USF criminology students investigate mock murders
SUN PHOTO BY ELAINE ALLEN-EMRICH, eallen@sun-herald.com
Betty Bullock, acting as a medical examiner, tells her assistant John Sansbury the condition of the female "victim" found tied to a tree at the State College of Florida's South Venice campus during a mock crime scene investigation Monday led by professor Bill Kemper, who teaches criminology at the University of South Florida at North Port branch. Students gathered evidence to try to figure out what happened to the woman.
SUN PHOTO BY ELAINE ALLEN-EMRICH, eallen@sun-herald.com
Students in Bill Kemper's criminology class at the USF Sarasota-Manatee at North Port review evidence at a mock crime scene of a man found in a wooded area.

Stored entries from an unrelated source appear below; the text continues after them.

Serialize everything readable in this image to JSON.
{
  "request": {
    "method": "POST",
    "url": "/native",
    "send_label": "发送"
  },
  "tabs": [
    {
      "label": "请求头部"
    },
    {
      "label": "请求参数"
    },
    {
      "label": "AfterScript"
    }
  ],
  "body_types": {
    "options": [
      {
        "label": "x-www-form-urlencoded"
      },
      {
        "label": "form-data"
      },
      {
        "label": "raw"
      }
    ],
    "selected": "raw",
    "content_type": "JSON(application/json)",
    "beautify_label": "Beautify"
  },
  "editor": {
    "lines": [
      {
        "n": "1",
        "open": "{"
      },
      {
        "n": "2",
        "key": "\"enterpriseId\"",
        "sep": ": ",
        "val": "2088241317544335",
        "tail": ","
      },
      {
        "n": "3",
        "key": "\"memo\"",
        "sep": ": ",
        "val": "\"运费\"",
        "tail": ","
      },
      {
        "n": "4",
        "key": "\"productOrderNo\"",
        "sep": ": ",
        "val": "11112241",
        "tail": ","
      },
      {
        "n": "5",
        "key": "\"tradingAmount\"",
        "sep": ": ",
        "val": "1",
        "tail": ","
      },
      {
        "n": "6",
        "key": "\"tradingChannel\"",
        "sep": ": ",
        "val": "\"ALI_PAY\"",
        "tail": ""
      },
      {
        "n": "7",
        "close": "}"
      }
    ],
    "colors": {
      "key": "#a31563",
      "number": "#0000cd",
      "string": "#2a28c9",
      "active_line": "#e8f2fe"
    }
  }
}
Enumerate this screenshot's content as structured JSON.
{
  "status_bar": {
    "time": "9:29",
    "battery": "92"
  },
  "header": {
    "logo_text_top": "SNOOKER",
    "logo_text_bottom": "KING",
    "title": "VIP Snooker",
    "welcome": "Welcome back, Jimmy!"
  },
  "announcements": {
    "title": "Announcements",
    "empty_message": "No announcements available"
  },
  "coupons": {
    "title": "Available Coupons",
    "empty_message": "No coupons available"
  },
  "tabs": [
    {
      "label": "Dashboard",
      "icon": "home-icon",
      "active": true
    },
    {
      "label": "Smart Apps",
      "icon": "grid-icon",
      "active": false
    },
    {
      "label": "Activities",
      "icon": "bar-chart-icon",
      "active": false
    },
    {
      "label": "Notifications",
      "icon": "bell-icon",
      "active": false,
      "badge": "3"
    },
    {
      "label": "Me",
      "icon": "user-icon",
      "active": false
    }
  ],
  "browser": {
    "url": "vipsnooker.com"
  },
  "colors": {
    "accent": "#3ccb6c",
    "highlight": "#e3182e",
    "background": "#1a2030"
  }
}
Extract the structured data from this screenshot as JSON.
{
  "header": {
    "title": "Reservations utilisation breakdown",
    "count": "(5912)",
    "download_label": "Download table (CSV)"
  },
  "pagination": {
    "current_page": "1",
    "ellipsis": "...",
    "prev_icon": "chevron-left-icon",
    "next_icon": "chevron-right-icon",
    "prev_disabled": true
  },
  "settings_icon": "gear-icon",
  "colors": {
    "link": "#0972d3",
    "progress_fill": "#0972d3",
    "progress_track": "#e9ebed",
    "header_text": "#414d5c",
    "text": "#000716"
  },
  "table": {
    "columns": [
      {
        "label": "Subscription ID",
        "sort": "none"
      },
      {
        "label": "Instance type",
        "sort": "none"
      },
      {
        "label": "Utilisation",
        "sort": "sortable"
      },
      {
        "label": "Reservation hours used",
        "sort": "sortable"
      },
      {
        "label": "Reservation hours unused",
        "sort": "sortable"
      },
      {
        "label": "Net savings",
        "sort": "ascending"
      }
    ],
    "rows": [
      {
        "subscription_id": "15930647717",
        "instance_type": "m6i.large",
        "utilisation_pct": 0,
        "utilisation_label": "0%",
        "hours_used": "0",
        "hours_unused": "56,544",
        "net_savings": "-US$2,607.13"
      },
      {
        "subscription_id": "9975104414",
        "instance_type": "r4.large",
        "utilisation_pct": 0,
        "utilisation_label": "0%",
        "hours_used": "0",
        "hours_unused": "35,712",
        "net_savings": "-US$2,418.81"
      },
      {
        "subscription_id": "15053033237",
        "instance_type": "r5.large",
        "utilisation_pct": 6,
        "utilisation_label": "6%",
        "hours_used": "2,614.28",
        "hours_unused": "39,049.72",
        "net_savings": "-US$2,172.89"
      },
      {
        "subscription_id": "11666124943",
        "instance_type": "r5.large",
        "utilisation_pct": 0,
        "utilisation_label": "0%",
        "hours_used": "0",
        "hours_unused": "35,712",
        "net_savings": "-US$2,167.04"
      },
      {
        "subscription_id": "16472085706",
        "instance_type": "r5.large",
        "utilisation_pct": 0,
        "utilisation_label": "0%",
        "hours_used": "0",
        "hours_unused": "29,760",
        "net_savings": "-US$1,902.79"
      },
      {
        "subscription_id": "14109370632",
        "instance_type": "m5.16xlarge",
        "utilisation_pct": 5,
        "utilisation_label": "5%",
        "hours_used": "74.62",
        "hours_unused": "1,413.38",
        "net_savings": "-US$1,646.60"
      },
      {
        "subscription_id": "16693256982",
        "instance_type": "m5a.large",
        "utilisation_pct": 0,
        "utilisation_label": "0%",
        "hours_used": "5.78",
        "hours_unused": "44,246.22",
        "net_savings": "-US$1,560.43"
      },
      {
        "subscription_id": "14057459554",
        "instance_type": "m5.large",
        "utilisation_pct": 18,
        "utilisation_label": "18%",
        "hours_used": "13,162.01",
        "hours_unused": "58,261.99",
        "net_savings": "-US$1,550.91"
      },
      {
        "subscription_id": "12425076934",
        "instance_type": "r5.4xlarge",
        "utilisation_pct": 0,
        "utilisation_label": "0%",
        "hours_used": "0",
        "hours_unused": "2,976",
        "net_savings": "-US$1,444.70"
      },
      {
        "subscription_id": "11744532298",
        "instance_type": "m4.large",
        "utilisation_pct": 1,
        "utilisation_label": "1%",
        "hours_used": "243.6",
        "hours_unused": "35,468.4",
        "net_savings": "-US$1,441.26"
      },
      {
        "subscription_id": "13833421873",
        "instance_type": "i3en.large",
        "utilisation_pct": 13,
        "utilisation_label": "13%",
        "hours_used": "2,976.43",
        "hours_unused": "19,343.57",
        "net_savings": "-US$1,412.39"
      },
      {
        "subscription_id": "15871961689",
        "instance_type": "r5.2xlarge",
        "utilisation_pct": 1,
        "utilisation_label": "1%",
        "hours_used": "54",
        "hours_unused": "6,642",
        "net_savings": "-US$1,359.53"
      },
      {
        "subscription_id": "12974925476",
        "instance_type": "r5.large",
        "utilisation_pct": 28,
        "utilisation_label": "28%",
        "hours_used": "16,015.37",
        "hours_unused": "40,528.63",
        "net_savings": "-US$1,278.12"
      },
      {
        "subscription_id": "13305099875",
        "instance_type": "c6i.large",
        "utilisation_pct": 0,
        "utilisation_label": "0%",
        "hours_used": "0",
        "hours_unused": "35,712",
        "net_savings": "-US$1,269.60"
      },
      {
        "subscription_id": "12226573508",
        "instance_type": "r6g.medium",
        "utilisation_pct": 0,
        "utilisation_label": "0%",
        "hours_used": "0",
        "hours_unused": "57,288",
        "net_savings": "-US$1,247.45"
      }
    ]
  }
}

He was the bodyguard of the woman found tied to a tree in another area of the woods. Students had to figure out Monday how and why the two were "murdered."
SOUTH VENICE — As the college criminology students approached the desolate wooded area, they saw a woman tied to a tree. Little did they know the bodyguard of “the victim” was around the corner, also dead.
Now the 27 students had to figure out just how the woman was strangled, tied up and left to decompose. Criminology students in professor William Kemper’s class at the University of South Florida Sarasota-Manatee’s North Port campus worked Monday in the woods during their field trip to the mock crime scene at State College of Florida’s South Venice campus. Each had to dissect the complicated crime scenes where the two “bodies” — life-size mannequins — were found.